Before we begin, it should be noted that the US new diplomacy policy about Cuba is much more important than what this blog post is about. But it is called SPORTSblog, not POLYSCI-blog, so here goes.
President Obama said the U.S. is re-establishing long-broken diplomatic relations with Cuba. This opens doors that were closed for over 50 years. Now, the wealth of baseball talent that has braved unconscionable dangers to come play Major League Baseball, might have new options in front of them. Tony Oliva told ESPN that would mark an end to America's "outdated approach" to the island nation
The problem lies in the idea that players can simply leave Cuba, come to the US, and be eligible for the big leagues. How do they get selected? How much financial resource would teams invest in scouts for that area?
Players that have successfully left Cuba, have had huge impacts on the sport, & the recent salaries reflect that. Arizona recently announced their six-year, $68.5 million deal with Yasmany Tomas. Outfielder Rusney Castillo signed a seven-year, $72.5 million deal with the Red Sox in August, Jose Abreu signed a six-year, $68 million contract with the White Sox last October and Yasiel Puig inked a seven-year, $42 million deal with the Dodgers in June 2012. The saga of Jose Fernandez is the most recent documentation of an athlete’s amazing journey to freedom from Cuban oppression.
MLB issued a statement Wednesday shortly after President Obama’s proclamation.

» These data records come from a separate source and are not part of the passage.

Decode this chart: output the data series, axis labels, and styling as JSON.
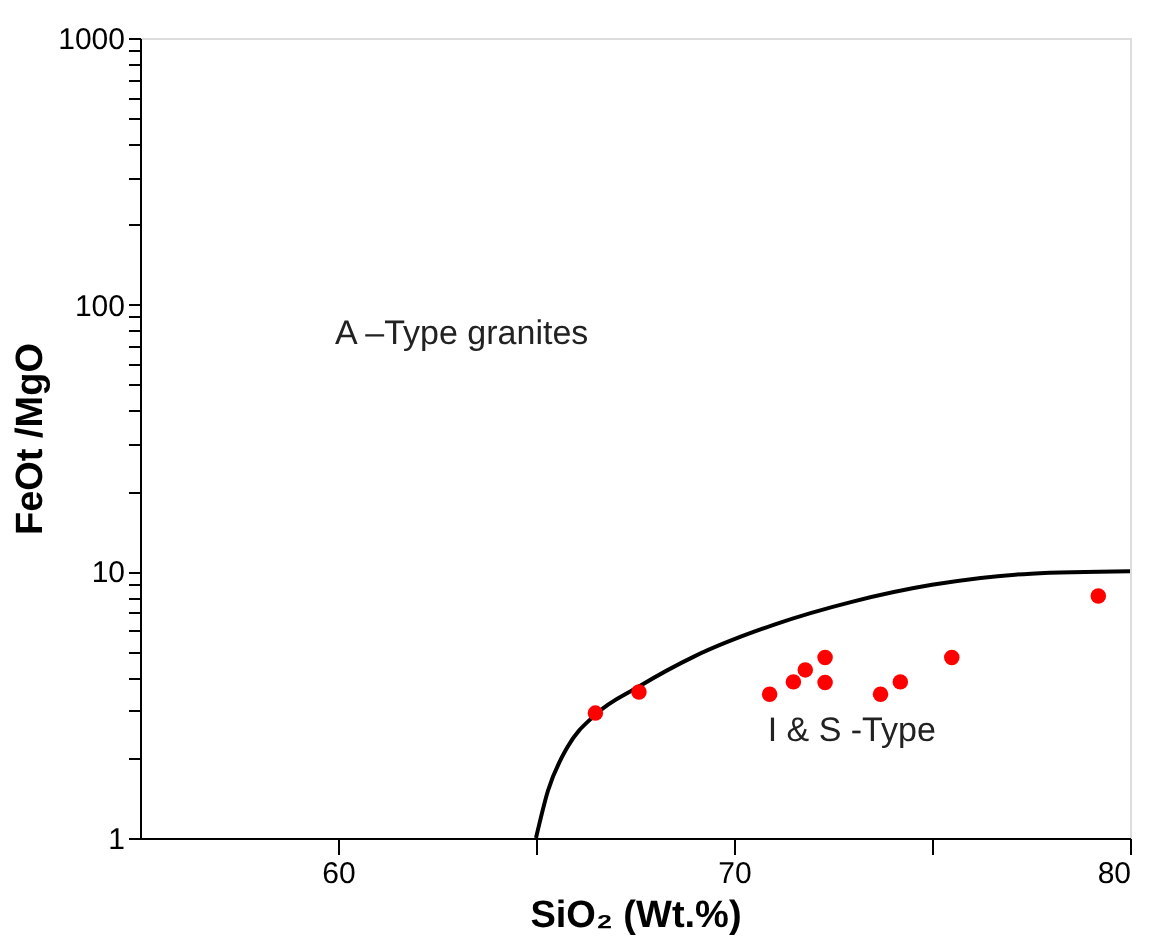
{
  "chart_data": {
    "type": "scatter",
    "xlabel": "SiO₂ (Wt.%)",
    "ylabel": "FeOt /MgO",
    "xlim": [
      55,
      80
    ],
    "xticks": [
      60,
      {
        "value": 65,
        "label": null
      },
      70,
      {
        "value": 75,
        "label": null
      },
      80
    ],
    "ylim": [
      1,
      1000
    ],
    "log": "y",
    "yticks": [
      1,
      {
        "value": 2,
        "label": null
      },
      {
        "value": 3,
        "label": null
      },
      {
        "value": 4,
        "label": null
      },
      {
        "value": 5,
        "label": null
      },
      {
        "value": 6,
        "label": null
      },
      {
        "value": 7,
        "label": null
      },
      {
        "value": 8,
        "label": null
      },
      {
        "value": 9,
        "label": null
      },
      10,
      {
        "value": 20,
        "label": null
      },
      {
        "value": 30,
        "label": null
      },
      {
        "value": 40,
        "label": null
      },
      {
        "value": 50,
        "label": null
      },
      {
        "value": 60,
        "label": null
      },
      {
        "value": 70,
        "label": null
      },
      {
        "value": 80,
        "label": null
      },
      {
        "value": 90,
        "label": null
      },
      100,
      {
        "value": 200,
        "label": null
      },
      {
        "value": 300,
        "label": null
      },
      {
        "value": 400,
        "label": null
      },
      {
        "value": 500,
        "label": null
      },
      {
        "value": 600,
        "label": null
      },
      {
        "value": 700,
        "label": null
      },
      {
        "value": 800,
        "label": null
      },
      {
        "value": 900,
        "label": null
      },
      1000
    ],
    "grid": false,
    "series": [
      {
        "type": "line",
        "color": "#000000",
        "marker": "none",
        "line_style": "solid",
        "x": [
          65.0,
          65.3,
          65.8,
          66.5,
          67.6,
          69.0,
          71.0,
          73.0,
          75.0,
          77.5,
          80.0
        ],
        "values": [
          1.0,
          1.5,
          2.2,
          2.9,
          3.7,
          4.8,
          6.3,
          7.7,
          8.9,
          9.8,
          10.0
        ]
      },
      {
        "color": "#ff0000",
        "marker": "circle",
        "x": [
          66.5,
          67.6,
          70.9,
          71.5,
          71.8,
          72.3,
          72.3,
          73.7,
          74.2,
          75.5,
          79.2
        ],
        "values": [
          2.94,
          3.53,
          3.46,
          3.85,
          4.27,
          4.75,
          3.83,
          3.46,
          3.85,
          4.75,
          8.08
        ]
      }
    ],
    "annotations": [
      "A –Type granites",
      "I & S -Type"
    ]
  }
}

"Major League Baseball is closely monitoring the White House's announcement regarding Cuban-American relations. While there are not sufficient details to make a realistic evaluation, we will continue to track this significant issue, and we will keep our Clubs informed if this different direction may impact the manner in which they conduct business on issues related to Cuba."
So there’s still time.
Since 2002, the sport has had the subject of a WorldWide Draft on the bargaining table. Every labor negotiation the subject is discussed, & then shelved because there were more pressing issues at the time. In ’02, the sport was on the brink of the strike. I remember talking to then negotiator, now Commissioner-elect Rob Manfred about the decision that was made to shelve talk of a worldwide draft because there were simply more pressing issues.
The MLBPA issued this statement as well.
"We will watch this situation closely as it continues to unfold and we remain hopeful that today’s announcement will lead to further positive developments."
Since then, there has been a stronger relationship with the MLBPA, & the sports’ revenues have all hit all-time highs, now is a time to begin negotiations for a new, worldwide draft. It should begin immediately. Set up some structure, so when the floodgates open, America’s “National Pastime” can be ready.
Something I have never said publicly before. My father was born in Cuba. My whole paternal family is from there. My late grandparents were very passionate about their Cuban heritage. They fled the country before Castro took over. They left easier than any athlete. Their struggle is something I have followed very closely.